1) BLOSUM (Henikoff). These matrices appear to be the best available for carrying out data base similarity (homology searches). The matrices used are: Blosum80, 62, 45 and 30.

2) PAM (Dayhoff). These have been extremely widely used since the late '70s. We use the PAM 120, 160, 250 and 350 matrices.

3) GONNET . These matrices were derived using almost the same procedure as the Dayhoff one (above) but are much more up to date and are based on a far larger data set. They appear to be more sensitive than the Dayhoff series. We use the GONNET 40, 80, 120, 160, 250 and 350 matrices.

We also supply an identity matrix which gives a score of 1.0 to two identical amino acids and a score of zero otherwise. This matrix is not very useful. Alternatively, you can read in your own (just one matrix, not a series).

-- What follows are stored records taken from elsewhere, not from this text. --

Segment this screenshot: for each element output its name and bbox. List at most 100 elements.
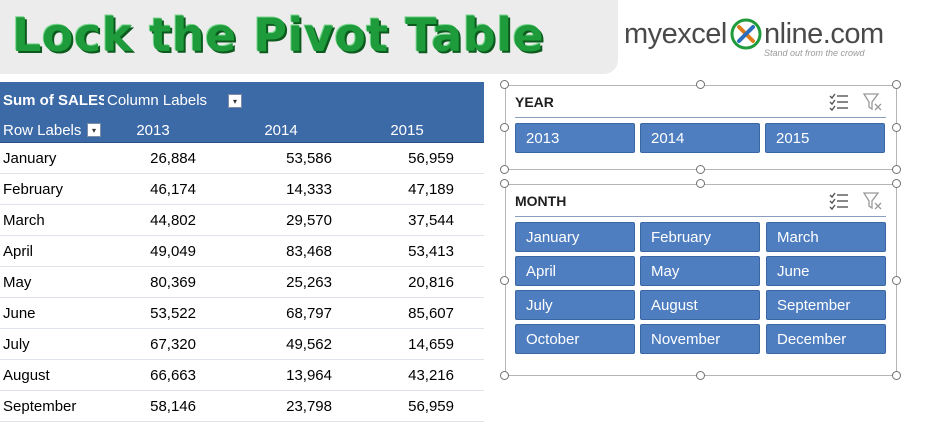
multi-select-icon[interactable] — [828, 92, 850, 112]
table-row[interactable]: September 58,146 23,798 56,959 — [0, 391, 484, 422]
banner-title: Lock the Pivot Table — [12, 8, 545, 62]
pivot-header-row: Sum of SALES Column Labels ▾ — [0, 82, 484, 118]
table-row[interactable]: June 53,522 68,797 85,607 — [0, 298, 484, 329]
slicer-item-2014[interactable]: 2014 — [640, 123, 760, 153]
resize-handle[interactable] — [500, 80, 509, 89]
slicer-item-september[interactable]: September — [766, 290, 886, 320]
row-label[interactable]: January — [3, 143, 103, 173]
value-cell[interactable]: 44,802 — [110, 205, 196, 235]
resize-handle[interactable] — [500, 179, 509, 188]
value-cell[interactable]: 49,562 — [230, 329, 332, 359]
slicer-item-may[interactable]: May — [640, 256, 760, 286]
resize-handle[interactable] — [500, 371, 509, 380]
slicer-item-2013[interactable]: 2013 — [515, 123, 635, 153]
value-cell[interactable]: 14,659 — [360, 329, 454, 359]
resize-handle[interactable] — [696, 165, 705, 174]
slicer-item-december[interactable]: December — [766, 324, 886, 354]
value-cell[interactable]: 47,189 — [360, 174, 454, 204]
row-filter-dropdown-icon[interactable]: ▾ — [87, 123, 101, 137]
resize-handle[interactable] — [892, 80, 901, 89]
value-cell[interactable]: 66,663 — [110, 360, 196, 390]
value-cell[interactable]: 56,959 — [360, 391, 454, 421]
row-label[interactable]: September — [3, 391, 103, 421]
year-header-2013[interactable]: 2013 — [110, 118, 196, 142]
resize-handle[interactable] — [892, 276, 901, 285]
table-row[interactable]: January 26,884 53,586 56,959 — [0, 143, 484, 174]
value-cell[interactable]: 26,884 — [110, 143, 196, 173]
value-cell[interactable]: 20,816 — [360, 267, 454, 297]
value-cell[interactable]: 43,216 — [360, 360, 454, 390]
table-row[interactable]: July 67,320 49,562 14,659 — [0, 329, 484, 360]
row-label[interactable]: May — [3, 267, 103, 297]
row-labels-header[interactable]: Row Labels — [3, 118, 87, 142]
logo-tagline: Stand out from the crowd — [764, 48, 865, 58]
value-cell[interactable]: 56,959 — [360, 143, 454, 173]
value-cell[interactable]: 49,049 — [110, 236, 196, 266]
title-banner: Lock the Pivot Table — [0, 0, 618, 74]
value-cell[interactable]: 67,320 — [110, 329, 196, 359]
logo-text-left: myexcel — [624, 18, 727, 50]
brand-logo: myexcel nline.com Stand out from the cro… — [624, 18, 924, 64]
value-cell[interactable]: 80,369 — [110, 267, 196, 297]
value-cell[interactable]: 53,586 — [230, 143, 332, 173]
sum-of-sales-label[interactable]: Sum of SALES — [3, 82, 104, 118]
year-slicer[interactable]: YEAR 2013 2014 2015 — [505, 85, 897, 170]
resize-handle[interactable] — [892, 123, 901, 132]
resize-handle[interactable] — [892, 179, 901, 188]
table-row[interactable]: March 44,802 29,570 37,544 — [0, 205, 484, 236]
row-label[interactable]: March — [3, 205, 103, 235]
value-cell[interactable]: 53,522 — [110, 298, 196, 328]
value-cell[interactable]: 25,263 — [230, 267, 332, 297]
slicer-item-june[interactable]: June — [766, 256, 886, 286]
column-filter-dropdown-icon[interactable]: ▾ — [228, 94, 242, 108]
slicer-item-august[interactable]: August — [640, 290, 760, 320]
logo-text-right: nline.com — [764, 18, 884, 50]
resize-handle[interactable] — [500, 123, 509, 132]
resize-handle[interactable] — [696, 179, 705, 188]
month-slicer[interactable]: MONTH January February March April May J… — [505, 184, 897, 376]
value-cell[interactable]: 23,798 — [230, 391, 332, 421]
slicer-item-march[interactable]: March — [766, 222, 886, 252]
resize-handle[interactable] — [696, 371, 705, 380]
slicer-title: YEAR — [515, 94, 554, 110]
clear-filter-icon[interactable] — [862, 92, 884, 112]
clear-filter-icon[interactable] — [862, 191, 884, 211]
row-label[interactable]: April — [3, 236, 103, 266]
pivot-subheader-row: Row Labels ▾ 2013 2014 2015 — [0, 118, 484, 143]
resize-handle[interactable] — [500, 276, 509, 285]
row-label[interactable]: June — [3, 298, 103, 328]
slicer-item-april[interactable]: April — [515, 256, 635, 286]
value-cell[interactable]: 58,146 — [110, 391, 196, 421]
year-header-2015[interactable]: 2015 — [360, 118, 454, 142]
table-row[interactable]: May 80,369 25,263 20,816 — [0, 267, 484, 298]
slicer-item-october[interactable]: October — [515, 324, 635, 354]
row-label[interactable]: August — [3, 360, 103, 390]
value-cell[interactable]: 46,174 — [110, 174, 196, 204]
slicer-item-january[interactable]: January — [515, 222, 635, 252]
resize-handle[interactable] — [696, 80, 705, 89]
resize-handle[interactable] — [500, 165, 509, 174]
resize-handle[interactable] — [892, 371, 901, 380]
value-cell[interactable]: 13,964 — [230, 360, 332, 390]
value-cell[interactable]: 68,797 — [230, 298, 332, 328]
table-row[interactable]: April 49,049 83,468 53,413 — [0, 236, 484, 267]
row-label[interactable]: February — [3, 174, 103, 204]
table-row[interactable]: August 66,663 13,964 43,216 — [0, 360, 484, 391]
year-header-2014[interactable]: 2014 — [230, 118, 332, 142]
multi-select-icon[interactable] — [828, 191, 850, 211]
value-cell[interactable]: 53,413 — [360, 236, 454, 266]
value-cell[interactable]: 83,468 — [230, 236, 332, 266]
slicer-item-february[interactable]: February — [640, 222, 760, 252]
value-cell[interactable]: 29,570 — [230, 205, 332, 235]
slicer-item-2015[interactable]: 2015 — [765, 123, 885, 153]
slicer-item-july[interactable]: July — [515, 290, 635, 320]
slicer-item-november[interactable]: November — [640, 324, 760, 354]
value-cell[interactable]: 85,607 — [360, 298, 454, 328]
resize-handle[interactable] — [892, 165, 901, 174]
value-cell[interactable]: 14,333 — [230, 174, 332, 204]
table-row[interactable]: February 46,174 14,333 47,189 — [0, 174, 484, 205]
pivot-table[interactable]: Sum of SALES Column Labels ▾ Row Labels … — [0, 82, 484, 422]
value-cell[interactable]: 37,544 — [360, 205, 454, 235]
column-labels-header[interactable]: Column Labels — [107, 82, 227, 118]
row-label[interactable]: July — [3, 329, 103, 359]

A new matrix can be read from a file on disk, if the filename consists only of lower case characters. The values in the new weight matrix must be integers and the scores should be similarities. You can use negative as well as positive values if you wish, although the matrix will be automatically adjusted to all positive scores.

For DNA, a single matrix (not a series) is used. Two hard-coded matrices are available:

1) IUB. This is the default scoring matrix used by BESTFIT for the comparison of nucleic acid sequences. X's and N's are treated as matches to any IUB ambiguity symbol. All matches score 1.9; all mismatches for IUB symbols score 0.

2) CLUSTALW(1.6). The previous system used by ClustalW, in which matches score 1.0 and mismatches score 0. All matches for IUB symbols also score 0.

INPUT FORMAT The format used for a new matrix is the same as the BLAST program. Any lines beginning with a # character are assumed to be comments. The first non-comment line should contain a list of amino acids in any order, using the 1 letter code, followed by a * character. This should be followed by a square matrix of integer scores, with one row and one column for each amino acid. The last row and column of the matrix (corresponding to the * character) contain the minimum score over the whole matrix.